Face à l’impuissance du gouvernement de Tripoli devant les violents affrontements pour le contrôle de la capitale, la question de savoir où va le processus politique arbitré par la communauté internationale n’a jamais été aussi incertaine

La semaine dernière, la position dominante des groupes armés à Tripoli a été renversée. Selon le ministère libyen de la Santé, 47 personnes ont été tuées et 129 blessées lors d’affrontements, ébranlant le rapport de force qui prévaut depuis le printemps 2016 et créant un effet domino aux conséquences très déstabilisantes et incertaines.

On espère que la cessation des hostilités négociée le 4 septembre par l’ONU entre les groupes armés présents, dans et autour de la capitale, perdurera, bien que des affrontements continuent d’être signalés dans certaines parties de la ville. Ces événements ont mis en évidence l’absence flagrante de circuits efficaces pour les négociations sur la sécurité dans un contexte où les groupes armés détiennent le pouvoir sur le terrain.

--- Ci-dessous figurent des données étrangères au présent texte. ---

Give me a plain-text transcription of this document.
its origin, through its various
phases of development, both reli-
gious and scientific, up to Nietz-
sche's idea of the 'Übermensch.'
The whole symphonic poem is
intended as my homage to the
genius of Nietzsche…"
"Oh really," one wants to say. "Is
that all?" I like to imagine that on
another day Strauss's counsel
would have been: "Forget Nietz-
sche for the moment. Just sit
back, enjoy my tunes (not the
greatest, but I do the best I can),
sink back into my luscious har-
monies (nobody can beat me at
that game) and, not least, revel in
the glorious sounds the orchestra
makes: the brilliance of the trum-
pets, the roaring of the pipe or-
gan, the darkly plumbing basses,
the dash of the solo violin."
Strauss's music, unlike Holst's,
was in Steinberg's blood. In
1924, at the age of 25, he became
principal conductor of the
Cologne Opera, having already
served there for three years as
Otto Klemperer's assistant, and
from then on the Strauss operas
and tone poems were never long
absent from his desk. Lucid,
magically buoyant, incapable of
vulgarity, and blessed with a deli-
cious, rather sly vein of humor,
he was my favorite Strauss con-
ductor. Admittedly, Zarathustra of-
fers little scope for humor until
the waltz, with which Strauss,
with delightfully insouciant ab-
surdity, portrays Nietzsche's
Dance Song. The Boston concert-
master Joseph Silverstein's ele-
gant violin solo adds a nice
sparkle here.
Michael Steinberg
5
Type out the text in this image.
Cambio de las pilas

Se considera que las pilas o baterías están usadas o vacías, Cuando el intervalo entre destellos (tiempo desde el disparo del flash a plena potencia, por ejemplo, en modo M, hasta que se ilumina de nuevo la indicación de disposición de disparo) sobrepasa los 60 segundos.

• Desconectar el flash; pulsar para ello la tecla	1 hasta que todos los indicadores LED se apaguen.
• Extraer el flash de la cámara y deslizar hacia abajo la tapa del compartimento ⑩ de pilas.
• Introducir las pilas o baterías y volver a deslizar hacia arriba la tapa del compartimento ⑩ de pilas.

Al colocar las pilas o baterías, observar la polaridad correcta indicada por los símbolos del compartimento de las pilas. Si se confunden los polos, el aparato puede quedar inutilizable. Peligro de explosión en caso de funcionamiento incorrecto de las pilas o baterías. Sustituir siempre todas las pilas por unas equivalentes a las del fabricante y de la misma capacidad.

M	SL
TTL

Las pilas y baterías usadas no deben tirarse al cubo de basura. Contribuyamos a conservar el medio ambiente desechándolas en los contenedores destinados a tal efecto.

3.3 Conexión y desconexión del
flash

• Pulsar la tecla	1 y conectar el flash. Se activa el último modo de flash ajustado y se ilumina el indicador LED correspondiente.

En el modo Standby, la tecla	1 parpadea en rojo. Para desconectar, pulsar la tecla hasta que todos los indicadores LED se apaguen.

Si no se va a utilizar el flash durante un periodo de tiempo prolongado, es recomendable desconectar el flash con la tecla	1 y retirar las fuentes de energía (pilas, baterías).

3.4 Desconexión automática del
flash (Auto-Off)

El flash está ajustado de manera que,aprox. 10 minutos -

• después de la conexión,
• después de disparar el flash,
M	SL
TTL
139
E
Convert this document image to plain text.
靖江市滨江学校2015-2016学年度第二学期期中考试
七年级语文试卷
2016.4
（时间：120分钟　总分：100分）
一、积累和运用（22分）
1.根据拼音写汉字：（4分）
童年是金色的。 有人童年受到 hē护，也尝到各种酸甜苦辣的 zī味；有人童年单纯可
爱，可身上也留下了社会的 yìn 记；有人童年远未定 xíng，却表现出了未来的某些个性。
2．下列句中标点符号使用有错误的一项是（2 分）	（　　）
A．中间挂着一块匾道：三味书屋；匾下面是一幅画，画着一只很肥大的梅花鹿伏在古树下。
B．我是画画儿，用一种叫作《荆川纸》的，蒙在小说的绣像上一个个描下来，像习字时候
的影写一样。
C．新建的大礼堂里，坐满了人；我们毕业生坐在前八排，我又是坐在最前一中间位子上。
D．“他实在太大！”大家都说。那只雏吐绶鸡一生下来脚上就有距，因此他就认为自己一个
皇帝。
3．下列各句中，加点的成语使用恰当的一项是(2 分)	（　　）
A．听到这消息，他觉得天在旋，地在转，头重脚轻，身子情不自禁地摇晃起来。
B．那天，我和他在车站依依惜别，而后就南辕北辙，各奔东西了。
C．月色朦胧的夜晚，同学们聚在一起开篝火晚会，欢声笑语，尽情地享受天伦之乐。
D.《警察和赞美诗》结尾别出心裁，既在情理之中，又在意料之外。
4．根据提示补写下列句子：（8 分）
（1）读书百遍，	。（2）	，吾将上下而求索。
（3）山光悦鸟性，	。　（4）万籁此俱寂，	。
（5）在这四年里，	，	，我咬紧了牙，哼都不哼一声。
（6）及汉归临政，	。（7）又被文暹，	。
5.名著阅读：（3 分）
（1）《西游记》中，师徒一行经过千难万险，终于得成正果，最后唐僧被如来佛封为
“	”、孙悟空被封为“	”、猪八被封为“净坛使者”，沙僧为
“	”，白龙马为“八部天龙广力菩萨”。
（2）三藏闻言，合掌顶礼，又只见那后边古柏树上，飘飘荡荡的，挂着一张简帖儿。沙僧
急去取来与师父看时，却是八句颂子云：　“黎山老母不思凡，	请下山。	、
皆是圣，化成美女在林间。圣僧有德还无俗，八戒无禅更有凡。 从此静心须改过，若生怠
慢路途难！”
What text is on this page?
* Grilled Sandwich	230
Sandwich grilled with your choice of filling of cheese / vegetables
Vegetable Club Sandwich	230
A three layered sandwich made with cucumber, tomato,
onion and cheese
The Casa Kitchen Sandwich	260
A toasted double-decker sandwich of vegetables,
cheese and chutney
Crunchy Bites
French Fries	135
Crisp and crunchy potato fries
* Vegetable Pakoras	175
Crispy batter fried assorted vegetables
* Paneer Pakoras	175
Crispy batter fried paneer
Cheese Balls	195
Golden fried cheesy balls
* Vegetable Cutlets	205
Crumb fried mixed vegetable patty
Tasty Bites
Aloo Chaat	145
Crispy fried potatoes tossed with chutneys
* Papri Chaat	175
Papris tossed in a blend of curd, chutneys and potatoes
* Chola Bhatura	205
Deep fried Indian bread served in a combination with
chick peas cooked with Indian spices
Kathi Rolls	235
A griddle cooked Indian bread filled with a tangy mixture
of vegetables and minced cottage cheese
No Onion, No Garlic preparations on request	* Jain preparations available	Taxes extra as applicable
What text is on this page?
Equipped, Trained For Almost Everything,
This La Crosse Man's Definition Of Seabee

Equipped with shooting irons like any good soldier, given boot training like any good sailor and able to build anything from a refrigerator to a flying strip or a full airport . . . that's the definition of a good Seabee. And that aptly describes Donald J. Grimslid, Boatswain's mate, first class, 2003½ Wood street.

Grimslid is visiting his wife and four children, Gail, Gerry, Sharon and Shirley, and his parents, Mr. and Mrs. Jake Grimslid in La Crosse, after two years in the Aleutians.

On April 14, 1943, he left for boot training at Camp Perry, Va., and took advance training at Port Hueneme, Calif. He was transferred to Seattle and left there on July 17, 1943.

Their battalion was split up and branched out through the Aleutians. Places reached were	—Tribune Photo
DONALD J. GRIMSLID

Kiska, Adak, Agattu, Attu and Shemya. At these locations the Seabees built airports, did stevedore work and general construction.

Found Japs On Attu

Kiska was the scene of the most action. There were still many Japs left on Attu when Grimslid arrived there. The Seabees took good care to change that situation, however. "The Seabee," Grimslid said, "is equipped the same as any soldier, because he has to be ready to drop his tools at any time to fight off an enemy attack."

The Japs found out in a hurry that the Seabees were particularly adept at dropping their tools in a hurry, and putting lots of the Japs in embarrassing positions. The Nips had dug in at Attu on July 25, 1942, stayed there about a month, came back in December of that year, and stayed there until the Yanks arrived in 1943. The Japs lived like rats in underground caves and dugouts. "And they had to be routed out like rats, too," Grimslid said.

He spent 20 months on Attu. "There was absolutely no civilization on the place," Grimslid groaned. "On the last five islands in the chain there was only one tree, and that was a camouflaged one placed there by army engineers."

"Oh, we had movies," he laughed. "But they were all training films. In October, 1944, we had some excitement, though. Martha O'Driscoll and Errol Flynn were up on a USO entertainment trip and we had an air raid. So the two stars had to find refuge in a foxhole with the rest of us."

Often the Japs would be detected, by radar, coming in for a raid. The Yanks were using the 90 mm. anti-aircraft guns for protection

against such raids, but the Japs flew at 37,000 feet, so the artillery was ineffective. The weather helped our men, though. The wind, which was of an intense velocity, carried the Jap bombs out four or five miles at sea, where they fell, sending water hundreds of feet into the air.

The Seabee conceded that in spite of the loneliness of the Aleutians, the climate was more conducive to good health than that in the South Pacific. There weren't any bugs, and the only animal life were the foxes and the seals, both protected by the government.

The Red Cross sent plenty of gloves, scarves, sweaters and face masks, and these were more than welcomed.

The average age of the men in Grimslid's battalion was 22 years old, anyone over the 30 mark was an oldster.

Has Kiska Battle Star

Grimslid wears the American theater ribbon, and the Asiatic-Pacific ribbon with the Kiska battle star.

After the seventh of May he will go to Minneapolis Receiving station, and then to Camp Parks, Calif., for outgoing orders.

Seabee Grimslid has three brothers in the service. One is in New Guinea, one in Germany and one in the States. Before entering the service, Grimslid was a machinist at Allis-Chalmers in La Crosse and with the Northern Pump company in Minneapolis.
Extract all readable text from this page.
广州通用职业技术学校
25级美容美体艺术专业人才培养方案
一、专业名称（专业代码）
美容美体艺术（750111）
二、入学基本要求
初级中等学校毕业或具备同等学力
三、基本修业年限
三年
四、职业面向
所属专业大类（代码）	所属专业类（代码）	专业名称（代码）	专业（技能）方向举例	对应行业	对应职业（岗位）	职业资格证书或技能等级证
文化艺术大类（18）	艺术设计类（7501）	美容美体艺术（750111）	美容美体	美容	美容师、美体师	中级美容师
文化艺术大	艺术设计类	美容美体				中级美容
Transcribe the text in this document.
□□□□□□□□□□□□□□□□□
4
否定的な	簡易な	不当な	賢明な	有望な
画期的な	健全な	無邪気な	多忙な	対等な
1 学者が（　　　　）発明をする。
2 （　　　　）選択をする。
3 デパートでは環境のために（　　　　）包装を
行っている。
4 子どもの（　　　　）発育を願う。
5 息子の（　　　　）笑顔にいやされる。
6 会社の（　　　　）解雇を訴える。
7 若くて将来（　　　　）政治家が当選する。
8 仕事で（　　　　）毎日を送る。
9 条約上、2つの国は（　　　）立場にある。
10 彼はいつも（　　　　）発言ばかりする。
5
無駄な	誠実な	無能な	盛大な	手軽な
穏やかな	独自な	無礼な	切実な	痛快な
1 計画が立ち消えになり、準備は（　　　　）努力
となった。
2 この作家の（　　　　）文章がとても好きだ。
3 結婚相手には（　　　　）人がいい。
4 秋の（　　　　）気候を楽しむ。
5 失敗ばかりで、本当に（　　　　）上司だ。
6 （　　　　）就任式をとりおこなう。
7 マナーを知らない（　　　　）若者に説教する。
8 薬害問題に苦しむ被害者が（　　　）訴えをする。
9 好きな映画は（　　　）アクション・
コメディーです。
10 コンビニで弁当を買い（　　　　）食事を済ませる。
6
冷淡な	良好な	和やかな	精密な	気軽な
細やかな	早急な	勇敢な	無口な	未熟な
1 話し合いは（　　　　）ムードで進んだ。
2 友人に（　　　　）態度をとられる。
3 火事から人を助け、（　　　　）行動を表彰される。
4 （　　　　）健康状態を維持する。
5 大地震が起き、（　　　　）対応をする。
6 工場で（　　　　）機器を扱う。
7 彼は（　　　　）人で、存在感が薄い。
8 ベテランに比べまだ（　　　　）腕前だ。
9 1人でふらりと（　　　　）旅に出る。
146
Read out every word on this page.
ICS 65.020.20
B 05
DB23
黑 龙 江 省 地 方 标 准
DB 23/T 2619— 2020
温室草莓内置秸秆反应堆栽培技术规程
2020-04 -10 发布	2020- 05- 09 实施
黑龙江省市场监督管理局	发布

Le Gouvernement d’union nationale (GNA), soutenu par l’ONU, n’a pas véritablement démontré sa capacité à gérer la situation. Il pourrait en résulter une capitale abritant un éventail d’intérêts plus large, mais plus volatile.

Lundi 10 septembre, au moins deux personnes ont été tuées lors d’une attaque attribuée à des islamistes armés, contre le siège de la Compagnie nationale de pétrole (NOC)

Les combats de Tripoli reflètent une lutte de pouvoir et d’influence.

Lundi 10 septembre, au moins deux personnes ont été tuées lors d’une attaque attribuée à des islamistes armés, contre le siège de la Compagnie nationale de pétrole (NOC).

Le 27 août, les forces des frères Kani, la septième brigade, ont cherché à agrandir les zones sous leur contrôle en attaquant les positions de la brigade 301 et en défiant les positions prééminentes de la brigade Nawasi, de la brigade des révolutionnaires de Tripoli et des forces spéciales de dissuasion à Tripoli.

Cette violence concurrentielle est devenue une caractéristique durable d’une économie de guerre généralisée qui s’est développée à la suite de l’effondrement du monopole de l’État libyen sur la violence légitime. Cela a engendré une concurrence pour le contrôle des actifs économiques tels que les principaux nœuds de transport, d’importation et d’exportation et les infrastructures pétrolières et gazières.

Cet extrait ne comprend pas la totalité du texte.